GET /v1/memory/threads/:threadId/observations

Get the active observations for a thread.

Query parameters:

resourceId?:
string
Filter by resource ID.

Response:

{
  "observations": [
    "User prefers TypeScript",
    "User is building a chat application"
  ]
}

Returns { "observations": null } if no observations exist for the thread.

GET /v1/memory/threads/:threadId/observations/record

Get the full observational memory record for a thread, including metadata about the observation process.

Query parameters:

resourceId?:
string
Filter by resource ID.

Response:

{
  "record": {
    "id": "om_abc",
    "scope": "thread",
    "threadId": "thread_abc",
    "resourceId": "user_456",
    "createdAt": "2025-01-01T00:00:00.000Z",
    "updatedAt": "2025-01-01T00:00:00.000Z",
    "lastObservedAt": "2025-01-01T01:00:00.000Z",
    "originType": "observation",
    "generationCount": 3,
    "activeObservations": ["User prefers TypeScript"],
    "totalTokensObserved": 1500,
    "observationTokenCount": 200,
    "pendingMessageTokens": 0,
    "isReflecting": false,
    "isObserving": false,
    "isBufferingObservation": false,
    "isBufferingReflection": false
  }
}

Returns { "record": null } if no record exists.

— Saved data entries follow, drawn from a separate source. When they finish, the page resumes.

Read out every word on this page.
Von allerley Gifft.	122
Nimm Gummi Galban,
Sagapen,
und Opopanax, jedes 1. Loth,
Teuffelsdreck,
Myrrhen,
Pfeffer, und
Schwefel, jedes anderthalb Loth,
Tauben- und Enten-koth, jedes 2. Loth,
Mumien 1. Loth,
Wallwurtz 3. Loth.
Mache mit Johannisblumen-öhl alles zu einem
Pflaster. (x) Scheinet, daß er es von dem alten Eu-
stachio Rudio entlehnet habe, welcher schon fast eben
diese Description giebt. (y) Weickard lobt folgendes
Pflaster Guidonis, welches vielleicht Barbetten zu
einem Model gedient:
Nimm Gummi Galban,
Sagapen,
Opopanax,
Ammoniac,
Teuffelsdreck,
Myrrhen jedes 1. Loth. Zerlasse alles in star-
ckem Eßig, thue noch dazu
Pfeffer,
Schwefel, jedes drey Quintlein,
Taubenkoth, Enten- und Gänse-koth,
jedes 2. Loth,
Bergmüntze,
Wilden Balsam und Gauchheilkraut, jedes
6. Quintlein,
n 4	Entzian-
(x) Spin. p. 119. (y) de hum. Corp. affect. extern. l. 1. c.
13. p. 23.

GET /v1/memory/threads/:threadId/observations/history

Get the history of observational memory records for a thread.

Query parameters:

limit?:
integer
= 10
Maximum records to return. Max: 200.
resourceId?:
string
Filter by resource ID.

Response:

{
  "records": [
    {
      "id": "om_abc",
      "scope": "thread",
      "threadId": "thread_abc",
      "resourceId": "user_456",
      "createdAt": "2025-01-01T00:00:00.000Z",
      "updatedAt": "2025-01-01T00:00:00.000Z",
      "lastObservedAt": "2025-01-01T01:00:00.000Z",
      "originType": "reflection",
      "generationCount": 5,
      "activeObservations": ["User prefers TypeScript", "User is building a chat app"],
      "totalTokensObserved": 3000,
      "observationTokenCount": 400,
      "pendingMessageTokens": 0,
      "isReflecting": false,
      "isObserving": false,
      "isBufferingObservation": false,
      "isBufferingReflection": false
    }
  ]
}

Errors: 404 if the thread does not exist.